Two Nurses Fighting COVID-19 on the Frontlines of Two Different States Share Experiences
Two nurses in the U.S. have been on the frontlines through one of the biggest medical challenges in history.
California and Florida are amongst the most infected states.
California alone has over three million COVID-19 cases and over 40,000 deaths since Jan. 21 of last year.
California triage nurse, Cristina Washburn, works at the Sharp Coronado Emergency Department and spends most of her overnight shifts in the outside tents attached to the emergency department and loves every minute of her job helping others.
“I work the tents outside since the inception of COVID, and since we opened up that tent in March, I was one of the first night shift nurses out there,” Washburn told Scriberr.
“They asked people who wanted to volunteer to go out to the tent, and I looked at my crew and said I would.”
There are mixed views on whether states should be opening up again, especially since COVID-19 vaccine distribution began reaching individuals 65 years of age and older.
Washburn explained that many medical professionals have mixed perceptions of the virus in the emergency department.
It has led to their own opinions about the stay at home orders being lifted.
“In the ER, it is so political,” Washburn said.
“It’s like what you’re watching on TV because we see the same exact patient that the next person sees, but our perspective on the same exact person in the same exact situation is completely different.”
Washburn believes cities in California should be opening up despite seeing patients with COVID-19 cases every day because she is there to help those who need it.
“I became an ER nurse or a nurse in general to help people, and I help people who smoke, infect their lungs, and damage their lungs,” Washburn said. “And I’m going to help the person who has COVID from going out and living their life. Just the same.”
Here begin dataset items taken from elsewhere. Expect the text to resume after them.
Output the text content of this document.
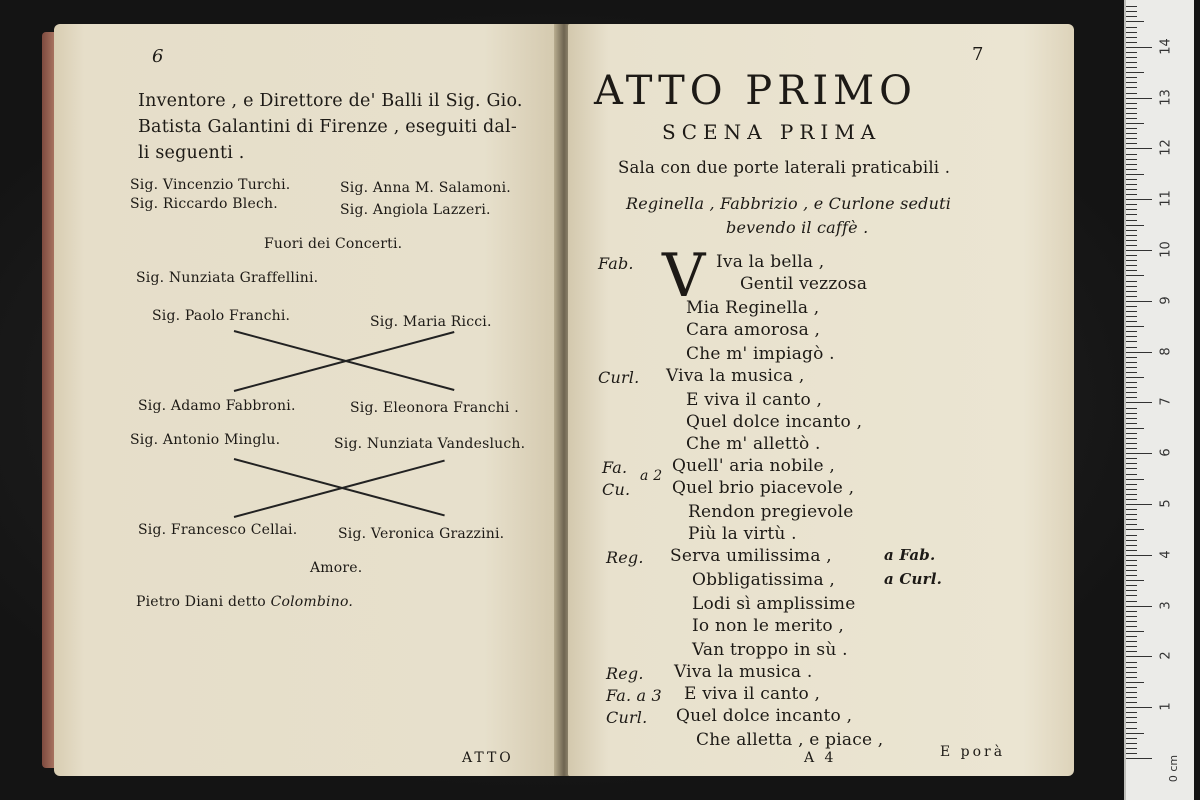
6
Inventore , e Direttore de' Balli il Sig. Gio.
Batista Galantini di Firenze , eseguiti dal-
li seguenti .
Sig. Vincenzio Turchi.	Sig. Anna M. Salamoni.
Sig. Riccardo Blech.	Sig. Angiola Lazzeri.
Fuori dei Concerti.
Sig. Nunziata Graffellini.
Sig. Paolo Franchi.	Sig. Maria Ricci.
Sig. Adamo Fabbroni.	Sig. Eleonora Franchi .
Sig. Antonio Minglu.	Sig. Nunziata Vandesluch.
Sig. Francesco Cellai.	Sig. Veronica Grazzini.
Amore.
Pietro Diani detto Colombino.
ATTO
ATTO PRIMO
7
SCENA PRIMA
Sala con due porte laterali praticabili .
Reginella , Fabbrizio , e Curlone seduti
bevendo il caffè .
V
Fab.	Iva la bella ,
Gentil vezzosa
Mia Reginella ,
Cara amorosa ,
Che m' impiagò .
Curl. Viva la musica ,
E viva il canto ,
Quel dolce incanto ,
Che m' allettò .
Fa. a 2 Quell' aria nobile ,
Cu. Quel brio piacevole ,
Rendon pregievole
Più la virtù .
Reg. Serva umilissima ,	a Fab.
Obbligatissima ,	a Curl.
Lodi sì amplissime
Io non le merito ,
Van troppo in sù .
Reg. Viva la musica .
Fa. a 3 E viva il canto ,
Curl. Quel dolce incanto ,
Che alletta , e piace ,
A 4	E porà
0 cm
14
13
12
11
10
9
8
7
6
5
4
3
2
1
Washburn has seen the severity of patients with COVID-19 but has also experienced an influx of suicidal patients because of the stay at home restrictions.
“I have seen people in the ER who have come in suicidal, or kids, young kids, teenagers who have overdosed, this whole time,” Washburn said.
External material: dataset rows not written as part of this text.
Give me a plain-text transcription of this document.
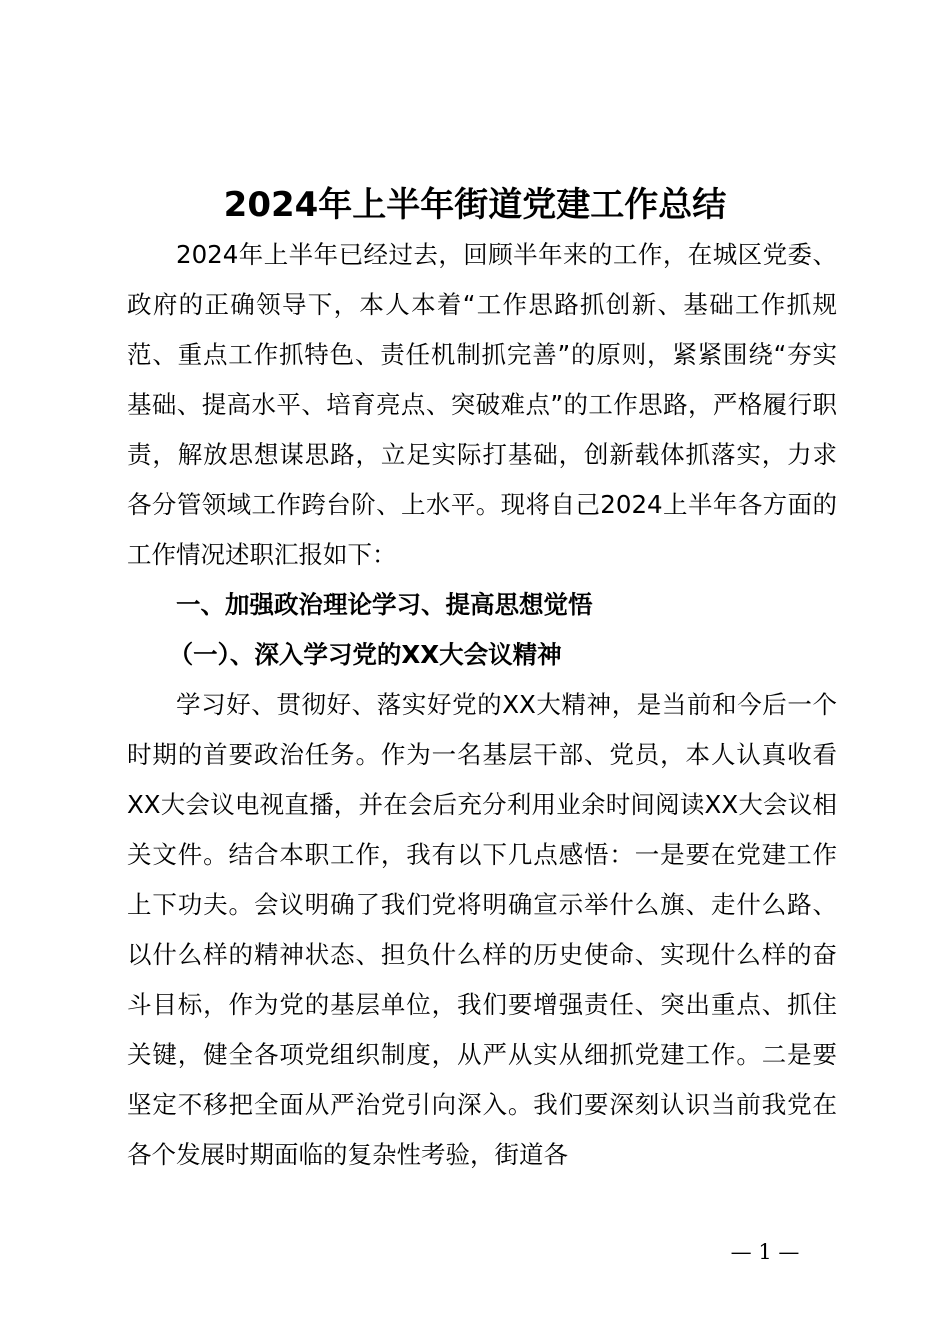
2024年上半年街道党建工作总结

2024年上半年已经过去，回顾半年来的工作，在城区党委、政府的正确领导下，本人本着“工作思路抓创新、基础工作抓规范、重点工作抓特色、责任机制抓完善”的原则，紧紧围绕“夯实基础、提高水平、培育亮点、突破难点”的工作思路，严格履行职责，解放思想谋思路，立足实际打基础，创新载体抓落实，力求各分管领域工作跨台阶、上水平。现将自己2024上半年各方面的工作情况述职汇报如下：

一、加强政治理论学习、提高思想觉悟

（一）、深入学习党的XX大会议精神

学习好、贯彻好、落实好党的XX大精神，是当前和今后一个时期的首要政治任务。作为一名基层干部、党员，本人认真收看XX大会议电视直播，并在会后充分利用业余时间阅读XX大会议相关文件。结合本职工作，我有以下几点感悟：一是要在党建工作上下功夫。会议明确了我们党将明确宣示举什么旗、走什么路、以什么样的精神状态、担负什么样的历史使命、实现什么样的奋斗目标，作为党的基层单位，我们要增强责任、突出重点、抓住关键，健全各项党组织制度，从严从实从细抓党建工作。二是要坚定不移把全面从严治党引向深入。我们要深刻认识当前我党在各个发展时期面临的复杂性考验，街道各

— 1 —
“So it’s, you’re either gonna die of COVID or you’re gonna die of overdosing and suicidal ideation because you can’t go out.”
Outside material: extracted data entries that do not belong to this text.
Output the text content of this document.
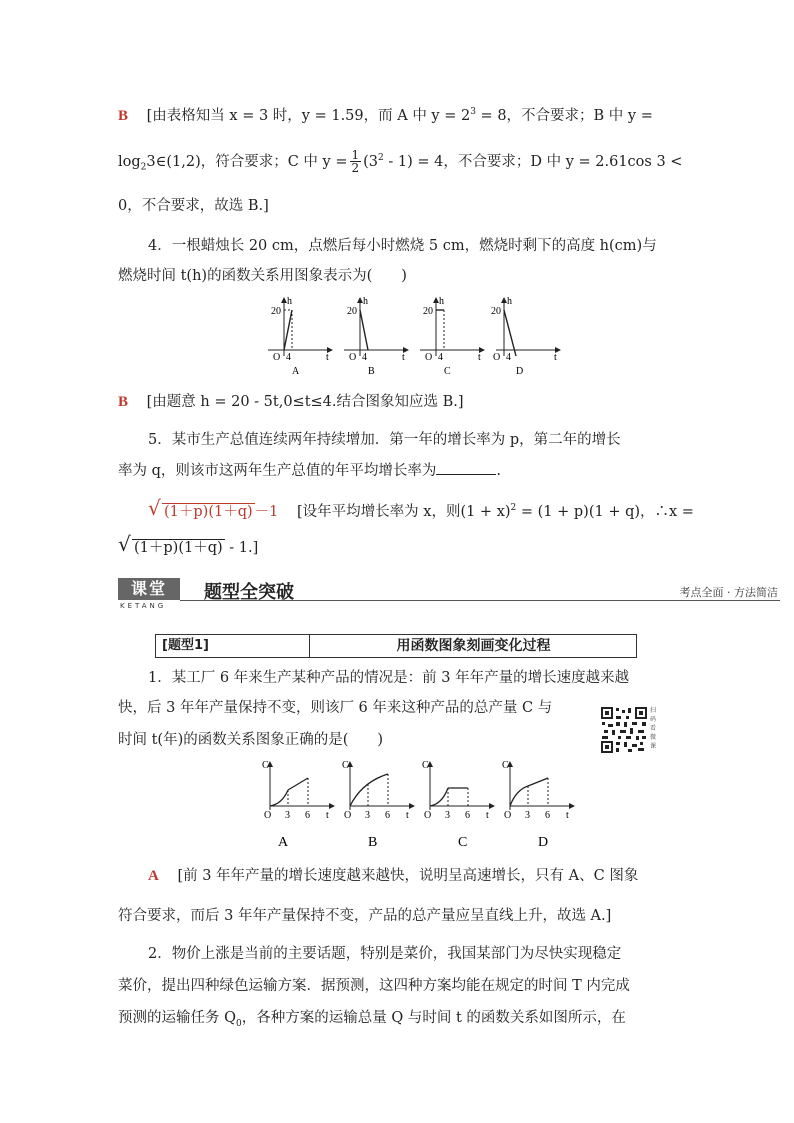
B [由表格知当 x = 3 时，y = 1.59，而 A 中 $y = 2^3 = 8$，不合要求；B 中 y =
$\log_23\in(1,2)$，符合要求；C 中 $y = \frac{1}{2} (3^2 - 1) = 4$，不合要求；D 中 y = 2.61cos 3 <
0，不合要求，故选 B.]
4．一根蜡烛长 20 cm，点燃后每小时燃烧 5 cm，燃烧时剩下的高度 h(cm)与
燃烧时间 t(h)的函数关系用图象表示为(　　)
20
O 4	t
h
A
20
O 4	t
h
B
20
O 4	t
h
C
20
O 4	t
h
D
B [由题意 h = 20 - 5t,0≤t≤4.结合图象知应选 B.]
5．某市生产总值连续两年持续增加．第一年的增长率为 p，第二年的增长
率为 q，则该市这两年生产总值的年平均增长率为	.
√ (1＋p)(1＋q) －1 [设年平均增长率为 x，则$(1 + x)^2 = (1 + p)(1 + q)$，∴x =
√ (1＋p)(1＋q) - 1.]
课堂
KETANG
题型全突破	考点全面 · 方法简洁
[题型1]	用函数图象刻画变化过程
1．某工厂 6 年来生产某种产品的情况是：前 3 年年产量的增长速度越来越
快，后 3 年年产量保持不变，则该厂 6 年来这种产品的总产量 C 与
时间 t(年)的函数关系图象正确的是(　　)
扫码看微课
C
O 3 6 t
A
C
O 3 6 t
B
C
O 3 6 t
C
C
O 3 6 t
D
A [前 3 年年产量的增长速度越来越快，说明呈高速增长，只有 A、C 图象
符合要求，而后 3 年年产量保持不变，产品的总产量应呈直线上升，故选 A.]
2．物价上涨是当前的主要话题，特别是菜价，我国某部门为尽快实现稳定
菜价，提出四种绿色运输方案．据预测，这四种方案均能在规定的时间 T 内完成
预测的运输任务 $Q_0$，各种方案的运输总量 Q 与时间 t 的函数关系如图所示，在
ICU nurse, Alexandra Twele, works in the COVID unit at West Boca Medical Center in Florida.
Twele’s daily rounds in the COVID unit involve checking patients’ vital signs and oxygen levels with the virus.
Twele explained that depending on the severity of the infection and the number of patients admitted, her rounds could become more complicated.
“Our daily duties get even more complicated when we’re managing ventilators, managing drips, making sure they’re sedated,” Twele told Scriberr. “We’ve done what’s called roto-prone beds, where we’re putting patients on beds that rotate them for a certain amount of hours on their back and when they’re on that they have to be sedated as well as chemically paralyzed.”
Twele shared that her job is sad and sometimes hard to do because of some patients’ sedated state.
Some of the patients in severe conditions are titrated, meaning patients are given multiple drips in one line to help with the sedation and paralyzation.
“We’re responsible to control the fluctuations of their blood pressure, and if they’re so severely sick a lot of them are on what are called, vasopressors, which basically helps keep their blood pressure, you know, at a stable level,” Twele said.
“So, you’re titrating as what we call multiple drips; you know, they’re basically on life support, both sedated and paralyzed.”
West Boca Medical Center has two COVID units; Twele said that they were lucky to have patients’ space during their State surges of infection.
“I think we’re lucky just based upon the location that we’re in, I mean, there were times that I would say July was our worst, and I think that’s when Florida was in that big heavy surge,” Twele said.
“And we were, we were starting to experience the hospitals getting overwhelmed.”
When asked about Florida’s lack of stay at home orders, Twele was quick to disagree with some of the state’s guidelines.
“I think Florida definitely could have handled it better, and there should have been more with the mask mandates,” Twele said.
Twele hopes that people will continue avoid gatherings and continue to practice safe social distancing. However, she understands that the state’s reopening coincides with peoples’ eagerness to return to normalcy.
Recently, thousands of people have flocked to South Florida for spring break, as healthcare workers brace for a potential surge. The state has over two million COVID-19 cases as of March 21.